The “how” is magnified through the limits put in place during tournament encounters. Tournament arcs have boundaries set–either by villains or mystical forces–which force the character to think about how they might get out of a series of scenarios with minimal damage. I think of Yugi’s battle with Arkana (Pandora in the Japanese adaptation) during the Battle City tournament in Yu-Gi-Oh.

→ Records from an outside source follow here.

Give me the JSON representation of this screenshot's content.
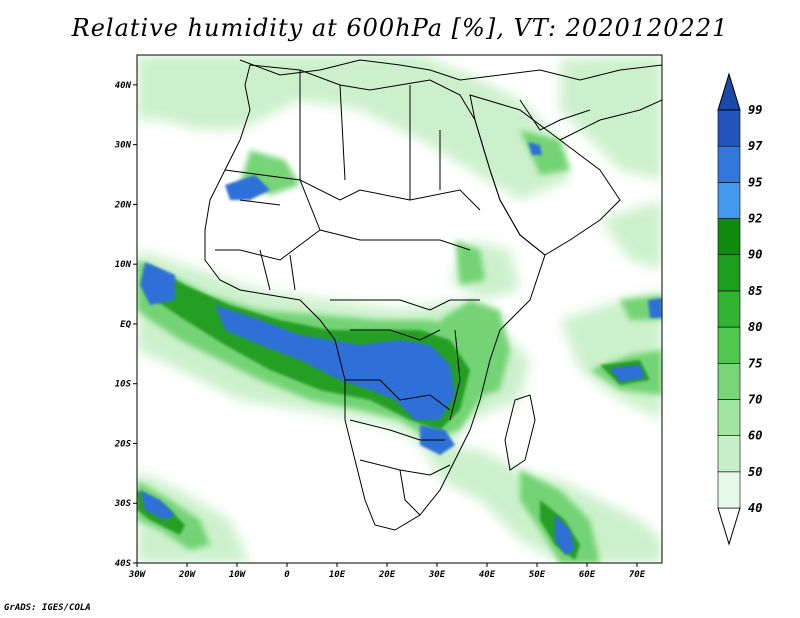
{
  "title": "Relative humidity at 600hPa [%], VT: 2020120221",
  "credit": "GrADS: IGES/COLA",
  "map": {
    "lat_ticks": [
      "40N",
      "30N",
      "20N",
      "10N",
      "EQ",
      "10S",
      "20S",
      "30S",
      "40S"
    ],
    "lon_ticks": [
      "30W",
      "20W",
      "10W",
      "0",
      "10E",
      "20E",
      "30E",
      "40E",
      "50E",
      "60E",
      "70E"
    ],
    "lon_range": [
      -30,
      75
    ],
    "lat_range": [
      -40,
      45
    ]
  },
  "colorbar": {
    "levels": [
      "40",
      "50",
      "60",
      "70",
      "75",
      "80",
      "85",
      "90",
      "92",
      "95",
      "97",
      "99"
    ],
    "colors": [
      "#ffffff",
      "#e6f8e6",
      "#c8f0c8",
      "#a0e6a0",
      "#78d678",
      "#50c850",
      "#32b432",
      "#1e9e1e",
      "#0f8c0f",
      "#4499ee",
      "#3377dd",
      "#2255bb",
      "#1a4aa8"
    ]
  }
}
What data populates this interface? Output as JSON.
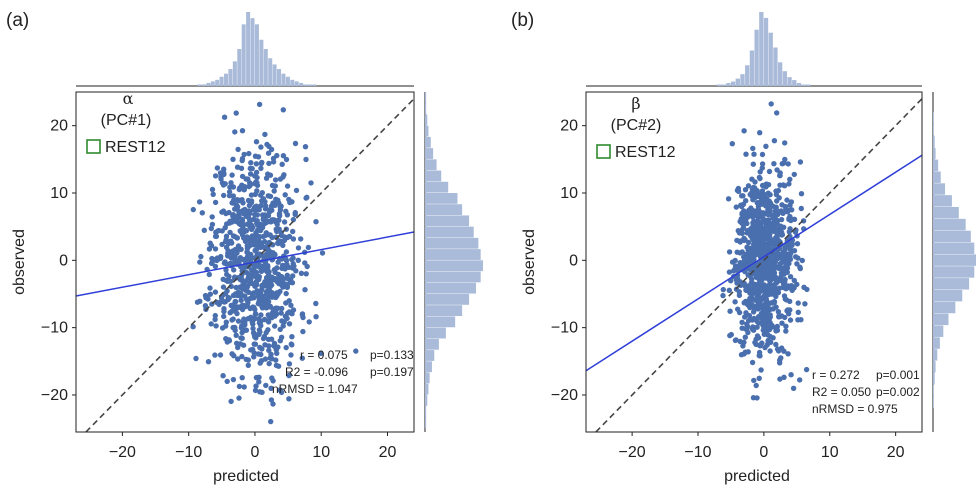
{
  "panels": [
    {
      "label": "(a)",
      "symbol": "α",
      "component": "(PC#1)",
      "legend": "REST12",
      "xlabel": "predicted",
      "ylabel": "observed",
      "stats": {
        "r": "r =  0.075",
        "p_r": "p=0.133",
        "r2": "R2 = -0.096",
        "p_r2": "p=0.197",
        "nrmsd": "nRMSD =  1.047"
      }
    },
    {
      "label": "(b)",
      "symbol": "β",
      "component": "(PC#2)",
      "legend": "REST12",
      "xlabel": "predicted",
      "ylabel": "observed",
      "stats": {
        "r": "r = 0.272",
        "p_r": "p=0.001",
        "r2": "R2 = 0.050",
        "p_r2": "p=0.002",
        "nrmsd": "nRMSD = 0.975"
      }
    }
  ],
  "colors": {
    "points": "#4a6fae",
    "fit_line": "#2f3fd8",
    "identity_line": "#444444",
    "histogram": "#a9bbd9",
    "legend_box": "#2e8b2e"
  },
  "chart_data": [
    {
      "type": "scatter",
      "xlim": [
        -27,
        24
      ],
      "ylim": [
        -25.5,
        25
      ],
      "xticks": [
        -20,
        -10,
        0,
        10,
        20
      ],
      "yticks": [
        -20,
        -10,
        0,
        10,
        20
      ],
      "tick_labels": [
        "−20",
        "−10",
        "0",
        "10",
        "20"
      ],
      "fit_line": {
        "x": [
          -27,
          24
        ],
        "y": [
          -5.3,
          4.2
        ]
      },
      "identity_line": true,
      "scatter": {
        "x_center": 0,
        "x_spread": 3.3,
        "y_center": 0,
        "y_spread": 8.5,
        "count": 900
      },
      "marginal_x": [
        0,
        0,
        0,
        0,
        0,
        1,
        1,
        2,
        3,
        4,
        6,
        8,
        11,
        16,
        24,
        40,
        48,
        44,
        40,
        30,
        24,
        18,
        14,
        11,
        8,
        6,
        4,
        3,
        2,
        1,
        1,
        1,
        0,
        0,
        0,
        0
      ],
      "marginal_y": [
        1,
        1,
        2,
        3,
        4,
        6,
        8,
        12,
        18,
        26,
        32,
        38,
        44,
        48,
        50,
        48,
        46,
        42,
        38,
        32,
        28,
        20,
        14,
        10,
        7,
        5,
        3,
        2,
        1,
        1
      ],
      "marginal_x_range": [
        -12,
        12
      ],
      "marginal_y_range": [
        -25,
        25
      ]
    },
    {
      "type": "scatter",
      "xlim": [
        -27,
        24
      ],
      "ylim": [
        -25.5,
        25
      ],
      "xticks": [
        -20,
        -10,
        0,
        10,
        20
      ],
      "yticks": [
        -20,
        -10,
        0,
        10,
        20
      ],
      "tick_labels": [
        "−20",
        "−10",
        "0",
        "10",
        "20"
      ],
      "fit_line": {
        "x": [
          -27,
          24
        ],
        "y": [
          -16.4,
          15.6
        ]
      },
      "identity_line": true,
      "scatter": {
        "x_center": 0,
        "x_spread": 2.3,
        "y_center": 0,
        "y_spread": 6.8,
        "count": 900
      },
      "marginal_x": [
        0,
        0,
        0,
        0,
        1,
        1,
        2,
        3,
        5,
        8,
        14,
        24,
        38,
        50,
        46,
        36,
        26,
        16,
        10,
        6,
        4,
        2,
        1,
        1,
        0,
        0,
        0,
        0
      ],
      "marginal_y": [
        1,
        1,
        2,
        3,
        5,
        8,
        12,
        18,
        26,
        34,
        42,
        48,
        50,
        48,
        44,
        38,
        30,
        22,
        14,
        9,
        6,
        3,
        2,
        1,
        1
      ],
      "marginal_x_range": [
        -10,
        10
      ],
      "marginal_y_range": [
        -22,
        22
      ]
    }
  ]
}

Under the employ of villain Marek Ishtar, Arkana duels Yugi on a buzzsaw-rigged battlefield. The lower their life points got, the closer the saws came until one of them would meet their end, while the winner would get the key to unlock their shackles and a locator card. This battle illustrates the yin and yang relationship between Yami Yugi and Yugi-Boy, as well as how Yugi needs to learn the balance between these two sides to come out of this battle whole. Regular Yugi isn’t strong enough to win on his own yet but has the ability to sympathize with his opponents, as they are also being used as pawns in Marek’s game. Yami Yugi has the strength to win, but that strength comes at the cost of almost letting Arkana die from the buzzsaws. By managing both sides, Yugi has the tools to win, and manages to let Arkana escape with his life. He played within the rules of the duel and still managed to survive with minimal damage–minimal because Arkana loses his sanity, but that isn’t on Yugi. These limits push characters to boost specific traits which will ultimately benefit them as they journey toward their overarching series goals outside of the tournament.
Lastly, I know one of the general sticking points of tournament arcs for people is the predictability. I’m happy to report that in the new age of anime, that is changing as well. We don’t always know who the winner in tournaments will be because the formula is slowly being rewritten in exchange for other rewards for the protagonist. Izuku Midoriya of My Hero Academia fame can attest to this fact. Spoiler alert, during the School Festival Tournament Arc, our hero does not make it past the quarter-finals. Disappointing, I know. As mentioned before, in other tournament arcs it’s a given that the hero will win, it’s just how they win. But in this case, the win wasn’t important for Midoriya’s development. The loss teaches us a lot more than we realize. From Midoriya’s drive to help a classmate in need despite the possible consequence of losing and solidifying his growing understanding for a hero’s resolve, to providing the audience with a good place to note his growth up until that point, the loss is a curveball within the tournament arc structure. A healthy curveball that should be replicated to convert more believers to this excellent arc structure.
My hope is many tournament arc naysayers will at least see these arcs through a new lens. When paced well, these arcs can provide a ton of value for the main character and supporting cast. And let’s be honest, the fights are pretty dope as well (here’s looking at you, Yu Yu Hakusho). If you’re still struggling with tournament arcs just remember these two things: first, it’s about the journey, and second, you can always watch something else. I’ll be here with my popcorn waiting for the next tournament.